Las fachadas se enmarañan de verde, a pesar de todo

Paula Nevado
Fotografía: Paula Nevado

Estas largas semanas de enclaustramiento están dando para mucho. Cada casa es un laboratorio de experimentos; del paseo puedes traerte un milagro; y, si nos lo proponemos, podemos ver las más de 3.000 series puestas a nuestra disposición en numerosas plataformas. Sí, ya sé que soy muy lírico, que se me olvida hablar del problema de los niños (y el latazo que dan), los largos y soporíferos días de Telecinco y esas lorzas que ya nos sopesamos a mano llena. Nuestras casas ya no son “el hogar”, sino fábricas, oficinas o campamentos: el mundo reducido a 40/60 metros para la mayoría. Pero de todo esto se habla y se escribe con largueza e indignación creciente, y hasta los que desconocen la palabra derecho reivindican el suyo de salir a la calle por cojones. Se escribe menos de otros acontecimientos. Veamos en unas cuantas líneas qué da un paseo lento, muy despacio, de 200 ó 300 metros con una perrita mayor, medio ciegaolerona al máximo.

He observado con emoción cómo crecían por días las hojas de las acacias y el fresno; en una semana pasan de inapreciables brotecillos ciegos, que revientan, a ser el asomo palmípedo de ánsares verdes. Las fachadas de los edificios, abiertas al sol y la ventisca del invierno, se enmarañan de esperanzas delicadas removidas con lentitud. Vemos la cola más civilizada del mundo frente al supermercado. Hombres y mujeres (por este orden) en chándal o similar, en todo caso ropa de andar por casa, esperan su momento guardando dos metros sobrados de distancia entre ellos. La mayoría va con mascarilla y guantes desde hace unos días, supongo que es consecuencia de la bajada de precios de los protectores o su reparto gratuito en el metro: mascarillas quirúrgicas. El quiosquero ya está en su chiscón antes de las ocho de la mañana. Un héroe, un esforzado imprevisto (¿De qué valen los periódicos?).
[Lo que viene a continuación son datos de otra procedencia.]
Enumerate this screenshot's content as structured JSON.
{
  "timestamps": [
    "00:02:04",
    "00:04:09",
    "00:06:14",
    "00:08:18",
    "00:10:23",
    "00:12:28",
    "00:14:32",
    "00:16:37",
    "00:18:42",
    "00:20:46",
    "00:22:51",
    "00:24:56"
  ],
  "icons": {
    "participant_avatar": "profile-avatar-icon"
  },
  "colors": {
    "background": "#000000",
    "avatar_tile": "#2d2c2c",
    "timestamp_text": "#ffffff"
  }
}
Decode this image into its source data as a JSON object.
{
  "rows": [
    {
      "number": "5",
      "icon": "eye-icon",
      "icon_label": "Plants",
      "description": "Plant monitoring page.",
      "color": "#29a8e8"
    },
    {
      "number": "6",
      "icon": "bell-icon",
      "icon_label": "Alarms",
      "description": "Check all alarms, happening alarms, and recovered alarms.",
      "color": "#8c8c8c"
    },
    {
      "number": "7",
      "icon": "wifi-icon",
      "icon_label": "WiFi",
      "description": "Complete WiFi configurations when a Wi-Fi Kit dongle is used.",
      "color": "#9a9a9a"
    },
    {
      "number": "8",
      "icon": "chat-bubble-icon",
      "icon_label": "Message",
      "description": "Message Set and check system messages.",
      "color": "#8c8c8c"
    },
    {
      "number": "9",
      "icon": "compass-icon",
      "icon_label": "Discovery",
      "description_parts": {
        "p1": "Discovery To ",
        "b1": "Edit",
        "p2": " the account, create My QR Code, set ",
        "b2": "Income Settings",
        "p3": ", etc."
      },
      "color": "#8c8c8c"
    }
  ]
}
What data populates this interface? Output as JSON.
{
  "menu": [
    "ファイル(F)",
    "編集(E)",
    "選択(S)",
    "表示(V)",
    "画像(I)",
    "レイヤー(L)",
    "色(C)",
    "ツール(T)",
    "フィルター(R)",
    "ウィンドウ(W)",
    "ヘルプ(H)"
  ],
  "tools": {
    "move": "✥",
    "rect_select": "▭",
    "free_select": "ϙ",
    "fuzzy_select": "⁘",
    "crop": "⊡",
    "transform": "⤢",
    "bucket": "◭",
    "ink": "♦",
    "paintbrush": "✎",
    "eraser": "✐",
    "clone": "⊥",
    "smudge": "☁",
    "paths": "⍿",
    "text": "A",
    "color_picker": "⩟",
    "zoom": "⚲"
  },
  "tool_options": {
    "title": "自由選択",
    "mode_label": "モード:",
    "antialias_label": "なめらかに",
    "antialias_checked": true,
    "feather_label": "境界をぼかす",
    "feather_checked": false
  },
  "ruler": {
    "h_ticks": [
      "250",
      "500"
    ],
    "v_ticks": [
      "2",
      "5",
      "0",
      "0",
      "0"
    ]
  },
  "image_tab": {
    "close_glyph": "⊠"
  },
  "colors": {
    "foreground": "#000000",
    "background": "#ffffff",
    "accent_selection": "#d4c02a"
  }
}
Pero ahí está, le han dicho que su misión es esencial y la cumple, aunque venda menos de la mitad y se aburra como una ostra porque ya se disolvieron frente a él los corrillos habituales de gente exaltada que hablaba de fútbol o de política.

Hay muy poco tráfico: furgonetas de reparto de toda clase y dimensión; taxis lánguidos como perros blancos y vagabundos entre tanta soledad; motos a toda leche y la policía en constante paseo y ojeo; y coches de particulares que aumentan con el paso de los días. Pero lo que más llama la atención son los enérgicos autobuses azules de Madrid. Corren como ágiles y velocísimos carros de combate sin cañón que no llevan a nadie, a lo sumo una o dos personas en hora punta. Viajeros inmóviles sentados en las traseras y  expuestos como estatuas parduzcas o azulonas a nuestra vista. Son mujeres la mayoría, latinoamericanas que van a sus tareas de cuidar, servir o cocinar. En ocasiones, recuerdan a los personajes atentos, perdidos y muy solos de Edward Hopper, pero con el color perdido y sin ademán alguno. Sorprende e inquieta una ciudad así amanecida en todas y cada una de las plazas de la ciudad. Se escribirá mucho de todo esto; se harán encuestas y no pocas disciplinas académicas de orden social profundizarán en lo que ocurrió en este tiempo y cuánto se perdió.

 

“De vez en cuando, se dan noticias blancas y descontaminadas”.

 

Ya en la casa, leemos, oímos la radio y encendemos el telediario a barullo durante horas. ¿Qué nos ocurre entonces? Hace falta ser Tarzán, pero el auténtico, el que encarnara Johnny Weissmüller, para pasear siquiera diez minutos por esa selva: ora es charca de cocodrilos, ora nube de mosquitos venenosos, lo que mejor nos cuadre. Así que mejor no penetrar en ella; es más higiénico y sensato quedarse sentado en la piedra volcánica de la orilla desde la que antes contemplábamos el mundo cuando nos creíamos libres (o más o menos sueltos). Así que leo o atiendo al ruido del mundo con la letra o la voz de los periodistas que aún aplican ciertas reglas de la profesión que también a mí me enseñaron en la universidad y la redacción.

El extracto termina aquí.